A person may deal with a minor setback in their dating life by shedding a few tears and going off their diet with a dish of ice cream, but the breakup of a marriage is a deeper hurt that needs much deeper healing.
If at my annual checkup the doctor uses the words high cholesterol, I might feel a little anxiety; but if he uses the words stage-four cancer, my whole world is likely to change in an instant. The first diagnosis may be addressed with a simple prescription, but the second would require my whole person — body, mind and spirit — to commit to the healing process. Deep hurting needs deep healing.
All of us hurt, and we spend a lot of time and energy trying to heal our hurts. Usually, our attempts at healing are too superficial. People with addictions to alcohol or other drugs have found a habitual way to make the hurt go away, but they discover over time that the surface healing of their feelings is only a temporary solution. Others put salves on their infected wounds by binge-watching television, or frantic partying, or harmless but fruitless hobbies. The pain is still there.
At a critical time in Israel’s history, when they were threatened by the powerful Babylonian Empire that would soon overwhelm them, destroy the Temple and take many leaders into captivity, the Prophet Jeremiah tried in vain to call the nation to repentance. Unfortunately, there were other false prophets who reassured them that their situation was not all that bad and the future was rosy. Jeremiah wrote of them,
They have also healed the hurt of My people slightly, Saying, ‘Peace, peace!’ when there is no peace. (Jeremiah 6:14)
That’s the familiar King James Version. In the New International Version, the first line reads,
They dress the wound of my people as though it were not serious. (NIV)
Jeremiah could have said, “They offer superficial healing for deep hurting.”
I remember reading Joseph Conrad’s Heart of Darkness when I was in college.* This is the dramatic story of human suffering in an African country under the rule of the Belgian Empire in the late nineteenth century. It focusses on one ruthless manager named “Mr. Kurz,” who has spent his entire career extracting as much ivory as possible from an interior region, at the expense of the local population and the wildlife. As he lays on his death bed, he is sharing some important documents with Marlow, the leader of the expedition sent to rescue him, and he suddenly exclaims, “The horror, the horror!” Then he dies.
In an anticlimactic episode toward the end, Marlow reports back in Europe to government officials and other interested parties. Among them is the woman Mr. Kurtz had referred to as his “intended.” She is anxious to know what his last words were, and Marlow lies, “It was your name.”

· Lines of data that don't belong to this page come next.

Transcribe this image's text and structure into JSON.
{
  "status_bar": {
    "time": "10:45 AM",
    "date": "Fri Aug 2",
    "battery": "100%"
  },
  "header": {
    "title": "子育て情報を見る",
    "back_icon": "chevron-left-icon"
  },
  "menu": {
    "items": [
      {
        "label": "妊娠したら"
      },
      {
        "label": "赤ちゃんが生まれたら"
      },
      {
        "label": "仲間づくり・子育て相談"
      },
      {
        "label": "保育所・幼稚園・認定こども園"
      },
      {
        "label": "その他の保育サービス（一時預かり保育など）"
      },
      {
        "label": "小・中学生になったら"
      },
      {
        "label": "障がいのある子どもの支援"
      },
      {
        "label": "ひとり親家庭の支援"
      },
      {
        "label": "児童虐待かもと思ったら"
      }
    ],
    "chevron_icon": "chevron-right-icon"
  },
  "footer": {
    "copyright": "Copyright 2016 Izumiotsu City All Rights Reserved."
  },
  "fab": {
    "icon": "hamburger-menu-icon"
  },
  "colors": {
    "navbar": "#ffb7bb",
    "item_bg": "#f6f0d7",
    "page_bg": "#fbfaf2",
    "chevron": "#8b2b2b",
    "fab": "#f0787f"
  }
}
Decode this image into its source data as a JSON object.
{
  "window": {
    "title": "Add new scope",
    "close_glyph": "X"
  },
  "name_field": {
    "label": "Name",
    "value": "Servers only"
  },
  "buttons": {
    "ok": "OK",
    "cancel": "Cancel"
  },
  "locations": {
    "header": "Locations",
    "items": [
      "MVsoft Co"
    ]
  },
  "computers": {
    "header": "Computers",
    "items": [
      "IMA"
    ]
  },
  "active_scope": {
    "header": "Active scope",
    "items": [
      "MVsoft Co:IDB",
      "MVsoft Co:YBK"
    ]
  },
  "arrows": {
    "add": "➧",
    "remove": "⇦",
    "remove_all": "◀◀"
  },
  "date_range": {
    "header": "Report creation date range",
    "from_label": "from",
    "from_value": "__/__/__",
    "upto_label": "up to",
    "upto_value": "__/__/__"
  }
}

If we’re really honest with ourselves, we’ll acknowledge that, beneath all the deep hurts we experience in life, there’s another, even deeper hurt that we can’t explain or express. It seems bottomless, and we don’t have a clue how to begin to fix it.

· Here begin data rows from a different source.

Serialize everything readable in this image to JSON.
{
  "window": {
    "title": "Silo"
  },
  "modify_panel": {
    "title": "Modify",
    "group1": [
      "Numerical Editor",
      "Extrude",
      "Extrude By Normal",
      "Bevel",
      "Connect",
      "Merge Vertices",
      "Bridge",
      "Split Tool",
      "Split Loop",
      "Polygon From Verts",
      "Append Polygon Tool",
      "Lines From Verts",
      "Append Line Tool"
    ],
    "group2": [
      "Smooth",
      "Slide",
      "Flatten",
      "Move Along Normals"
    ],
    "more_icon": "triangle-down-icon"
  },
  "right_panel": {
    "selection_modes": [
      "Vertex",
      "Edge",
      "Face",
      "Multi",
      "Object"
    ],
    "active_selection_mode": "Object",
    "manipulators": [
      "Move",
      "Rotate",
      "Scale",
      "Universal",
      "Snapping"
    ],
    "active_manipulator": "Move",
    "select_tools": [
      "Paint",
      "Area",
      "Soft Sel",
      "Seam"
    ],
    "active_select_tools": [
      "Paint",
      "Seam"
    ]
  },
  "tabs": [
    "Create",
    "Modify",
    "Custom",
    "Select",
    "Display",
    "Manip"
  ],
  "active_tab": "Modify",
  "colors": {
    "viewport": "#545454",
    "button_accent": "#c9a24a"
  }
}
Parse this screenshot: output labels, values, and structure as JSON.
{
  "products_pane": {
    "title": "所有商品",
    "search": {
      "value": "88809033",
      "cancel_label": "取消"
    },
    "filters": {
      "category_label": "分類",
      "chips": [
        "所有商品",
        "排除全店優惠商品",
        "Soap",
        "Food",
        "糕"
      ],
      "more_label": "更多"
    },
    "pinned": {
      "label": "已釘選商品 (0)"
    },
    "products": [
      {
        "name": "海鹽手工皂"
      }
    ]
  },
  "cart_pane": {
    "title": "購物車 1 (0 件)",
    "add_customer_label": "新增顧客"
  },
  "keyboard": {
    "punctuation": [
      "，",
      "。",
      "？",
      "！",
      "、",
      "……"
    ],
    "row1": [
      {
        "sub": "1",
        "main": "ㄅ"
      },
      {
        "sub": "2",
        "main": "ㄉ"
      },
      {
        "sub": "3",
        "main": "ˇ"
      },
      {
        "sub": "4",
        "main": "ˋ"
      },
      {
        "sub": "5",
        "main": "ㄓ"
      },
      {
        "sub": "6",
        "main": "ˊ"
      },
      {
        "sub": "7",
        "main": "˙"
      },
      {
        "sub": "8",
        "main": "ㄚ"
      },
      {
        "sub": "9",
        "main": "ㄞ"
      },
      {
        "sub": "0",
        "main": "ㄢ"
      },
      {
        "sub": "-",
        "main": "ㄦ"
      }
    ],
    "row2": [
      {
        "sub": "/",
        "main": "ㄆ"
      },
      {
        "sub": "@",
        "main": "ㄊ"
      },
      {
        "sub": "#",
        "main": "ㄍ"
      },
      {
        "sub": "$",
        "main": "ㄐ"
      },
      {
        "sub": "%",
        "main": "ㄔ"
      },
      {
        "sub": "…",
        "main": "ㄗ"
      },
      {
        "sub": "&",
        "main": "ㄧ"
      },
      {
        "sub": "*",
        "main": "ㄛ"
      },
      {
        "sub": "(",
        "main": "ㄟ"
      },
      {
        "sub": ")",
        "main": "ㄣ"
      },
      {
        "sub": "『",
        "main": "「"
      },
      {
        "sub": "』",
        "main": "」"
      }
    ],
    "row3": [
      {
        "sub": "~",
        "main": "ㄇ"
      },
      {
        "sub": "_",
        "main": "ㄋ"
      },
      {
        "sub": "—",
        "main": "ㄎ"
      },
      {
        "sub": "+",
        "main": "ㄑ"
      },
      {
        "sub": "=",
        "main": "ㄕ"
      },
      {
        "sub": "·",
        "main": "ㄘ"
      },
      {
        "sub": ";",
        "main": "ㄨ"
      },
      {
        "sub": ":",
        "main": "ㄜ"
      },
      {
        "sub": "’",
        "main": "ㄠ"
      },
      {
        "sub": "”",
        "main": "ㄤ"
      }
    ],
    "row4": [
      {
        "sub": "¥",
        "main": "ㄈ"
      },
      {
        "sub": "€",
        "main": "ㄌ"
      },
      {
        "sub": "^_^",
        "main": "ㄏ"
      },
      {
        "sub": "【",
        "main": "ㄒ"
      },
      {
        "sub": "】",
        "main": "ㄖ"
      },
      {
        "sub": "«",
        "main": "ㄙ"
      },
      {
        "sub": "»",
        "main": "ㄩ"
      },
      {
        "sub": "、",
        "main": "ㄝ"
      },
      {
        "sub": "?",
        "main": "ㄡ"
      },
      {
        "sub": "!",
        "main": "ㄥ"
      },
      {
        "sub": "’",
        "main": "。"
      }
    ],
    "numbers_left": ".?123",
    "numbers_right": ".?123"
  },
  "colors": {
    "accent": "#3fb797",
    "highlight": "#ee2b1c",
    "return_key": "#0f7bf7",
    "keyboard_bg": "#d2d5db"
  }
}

Christian theology calls our hopeless dilemma Original Sin. This phrase doesn’t come from the Bible, but the Apostle Paul seems to identify it with an event in the early history of the human race, which has become known as “The Fall” and is usually identified with Adam and Eve’s sin in the Garden of Eden (Romans 5:12-21, 1 Corinthians 15:21-22). We can all picture the two of them, the snake and the apple, but we seem to sense intuitively that this imagery represents an even bigger and deeper drama. For some reason we can’t quite understand, the human race and each of us as human persons** are seriously out of tune with the design God had in mind for us, so much so that Paul can refer to us, in our natural state, as God’s enemies (Romans 5:10). That’s the ultimate source of our profound painful disease, and no earthly medication can heal it.
When we confront this, we respond with Mr. Kurz’s “The horror, the horror!”
The deep healing for our deepest hurting can only come from something just as horrible. That’s why so many of us find comfort in The Cross where Jesus suffered and died. That’s how much horror the Son of God was willing to embrace to heal our deepest hurting.
– Pastor George Van Alstine
* The 1979 film Apocalypse Now recreates Conrad’s story in the context of the Viet Nam War.